Selective depletion of CD56(dim) NK cell subsets and maintenance of CD56(bright) NK cells in treatment-naive HIV-1-seropositive individuals.

Human immunodeficiency virus-I (HIV-1) infected patients show a gradual loss of natural killer (NK) cells that correlates with disease progression. However, the effect of HIV-1 infection on different NK cell subsets has not been fully characterized. In healthy individuals most NK cells are CD3-CD56+ and two different subpopulations, CD56(dim) and CD56(bright), can be distinguished by the mean fluorescence intensity. Although it was originally suggested that CD56(bright) NK cells represent the precursors of the CD56dim subpopulation, recent cumulative data indicate that CD56(bright) and CD56(dim) NK cells are phenotypically, functionally, and developmentally different NK cell subsets. In this study, the analysis of CD56(bright) and CD56(dim) NK subsets showed that neither the number nor the phenotype of CD56(bright) NK cells were significantly altered in treatment-naive HIV-1-infected individuals, whereas the number of CD56(dim) NK cells was decreased. We also have studied NK cell subsets defined by the expression of CD56 in combination with CD16, CD161, or CD94 molecules.

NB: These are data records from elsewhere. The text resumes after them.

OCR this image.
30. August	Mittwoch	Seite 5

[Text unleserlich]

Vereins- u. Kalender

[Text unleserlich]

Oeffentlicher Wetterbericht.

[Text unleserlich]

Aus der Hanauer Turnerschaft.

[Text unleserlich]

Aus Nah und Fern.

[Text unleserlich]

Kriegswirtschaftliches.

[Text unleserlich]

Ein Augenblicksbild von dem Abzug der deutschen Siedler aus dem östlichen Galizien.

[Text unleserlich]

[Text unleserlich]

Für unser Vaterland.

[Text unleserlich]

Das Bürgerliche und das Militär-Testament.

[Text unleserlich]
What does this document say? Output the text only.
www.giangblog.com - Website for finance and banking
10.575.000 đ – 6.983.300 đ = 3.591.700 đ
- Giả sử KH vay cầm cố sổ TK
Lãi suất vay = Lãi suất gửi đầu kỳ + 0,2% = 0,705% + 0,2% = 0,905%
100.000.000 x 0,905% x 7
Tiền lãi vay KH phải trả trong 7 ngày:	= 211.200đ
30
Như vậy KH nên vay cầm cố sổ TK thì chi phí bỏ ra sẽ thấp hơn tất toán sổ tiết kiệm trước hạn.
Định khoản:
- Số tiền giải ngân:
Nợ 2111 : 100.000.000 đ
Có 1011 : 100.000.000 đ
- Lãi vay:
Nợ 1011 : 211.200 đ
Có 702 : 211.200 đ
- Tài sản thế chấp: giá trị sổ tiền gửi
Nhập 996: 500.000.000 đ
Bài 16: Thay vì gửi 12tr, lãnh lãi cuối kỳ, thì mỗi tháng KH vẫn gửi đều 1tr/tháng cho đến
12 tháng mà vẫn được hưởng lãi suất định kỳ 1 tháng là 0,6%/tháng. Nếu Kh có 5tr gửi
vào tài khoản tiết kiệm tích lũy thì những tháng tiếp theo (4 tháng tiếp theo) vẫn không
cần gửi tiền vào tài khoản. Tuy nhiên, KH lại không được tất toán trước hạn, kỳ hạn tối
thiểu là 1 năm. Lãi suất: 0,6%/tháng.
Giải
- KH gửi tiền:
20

Our results demonstrated a preferential decrease of CD3-CD56+ NK cells coexpressing CD16 and CD161 but lacking CD94 molecules. On the contrary an increased percentage of NK cells that do not express CD56 molecules but express CD16, CD161, or CD94 was also found in HIV-1-infected individuals. As it has been proposed that these CD56-negative NK cells expressing other NK cell receptors represent immature NK cells with low cytolytic capacity, our results support that a defective differentiation from immature CD56 negative NK cells to mature CD56(dim) NK cells occurs in HIV-1 infection.